Ensuring Fault Tolerance and Data Integrity
Building a robust system requires addressing potential points of failure and ensuring data remains consistent. Here's how our architecture achieves this:
1. Durable Message Queues
RabbitMQ is configured with durable=True
and messages are published with delivery_mode=Persistent
. This ensures that messages are not lost even if RabbitMQ restarts.
# api.py (Snippet)
message = aio_pika.Message(
body=json.dumps({"order_id": order_id}).encode(),
delivery_mode=aio_pika.DeliveryMode.PERSISTENT,
)
2. Database Transactions
All database operations are performed within transactions. If an error occurs during order processing, changes are rolled back to maintain data integrity.
# consumer.py (Snippet)
try:
# Database operations
await session.commit()
except SQLAlchemyError as e:
await session.rollback()
print(f"Database error processing order {order_id}: {e}")
3. Message Acknowledgment
Messages are acknowledged only after successful processing. If the consumer crashes before acknowledgment, RabbitMQ requeues the message for another attempt, preventing message loss.
# consumer.py (Snippet)
async def process_order(message: aio_pika.IncomingMessage):
async with message.process():
# Processing logic
4. Graceful Shutdowns
Both the API and consumer handle shutdown events gracefully, ensuring connections to RabbitMQ are closed properly to prevent message loss or corruption.
# api.py (Snippet)
@app.on_event("shutdown")
async def shutdown_event():
await app.state.rabbitmq_connection.close()

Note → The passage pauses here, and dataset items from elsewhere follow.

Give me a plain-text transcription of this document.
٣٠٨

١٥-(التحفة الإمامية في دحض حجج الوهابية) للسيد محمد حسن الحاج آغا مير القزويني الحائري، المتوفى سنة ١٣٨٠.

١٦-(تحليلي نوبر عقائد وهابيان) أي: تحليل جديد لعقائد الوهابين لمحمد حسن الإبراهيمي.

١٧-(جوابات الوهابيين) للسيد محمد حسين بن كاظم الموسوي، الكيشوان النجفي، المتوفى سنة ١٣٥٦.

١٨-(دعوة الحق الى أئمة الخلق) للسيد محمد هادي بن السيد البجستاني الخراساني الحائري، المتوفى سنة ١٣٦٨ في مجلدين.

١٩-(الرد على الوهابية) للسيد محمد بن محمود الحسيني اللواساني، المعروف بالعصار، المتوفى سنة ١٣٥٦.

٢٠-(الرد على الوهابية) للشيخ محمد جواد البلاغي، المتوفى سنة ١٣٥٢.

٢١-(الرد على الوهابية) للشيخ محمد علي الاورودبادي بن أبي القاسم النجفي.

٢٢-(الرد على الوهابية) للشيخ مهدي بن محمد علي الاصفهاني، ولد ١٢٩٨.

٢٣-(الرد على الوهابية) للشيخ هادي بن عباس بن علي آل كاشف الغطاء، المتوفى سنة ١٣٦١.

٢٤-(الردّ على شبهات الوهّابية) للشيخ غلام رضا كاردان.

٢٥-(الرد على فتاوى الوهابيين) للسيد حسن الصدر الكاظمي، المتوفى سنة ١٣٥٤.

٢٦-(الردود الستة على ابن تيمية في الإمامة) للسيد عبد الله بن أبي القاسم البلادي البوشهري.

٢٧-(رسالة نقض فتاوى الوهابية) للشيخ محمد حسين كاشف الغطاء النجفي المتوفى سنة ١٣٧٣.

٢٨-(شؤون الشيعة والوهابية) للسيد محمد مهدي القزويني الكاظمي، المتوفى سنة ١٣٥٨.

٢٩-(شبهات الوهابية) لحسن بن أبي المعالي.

5. Health Checks and Dependencies
Docker Compose uses health checks and depends_on
with service_healthy
conditions to ensure services only start when their dependencies are ready, reducing the risk of connection failures.
# docker-compose.yaml (Snippet)
api:
depends_on:
postgres:
condition: service_healthy
rabbitmq:
condition: service_healthy
Conclusion
This project demonstrates building a scalable message queue system using FastAPI, PostgreSQL, RabbitMQ, Docker, and Nginx. It handles thousands of requests per second and showcases a basic microservice architecture.
The guide covers setup, integration, and basic fault tolerance. While not production-ready, it's a solid starting point for understanding scalable system concepts.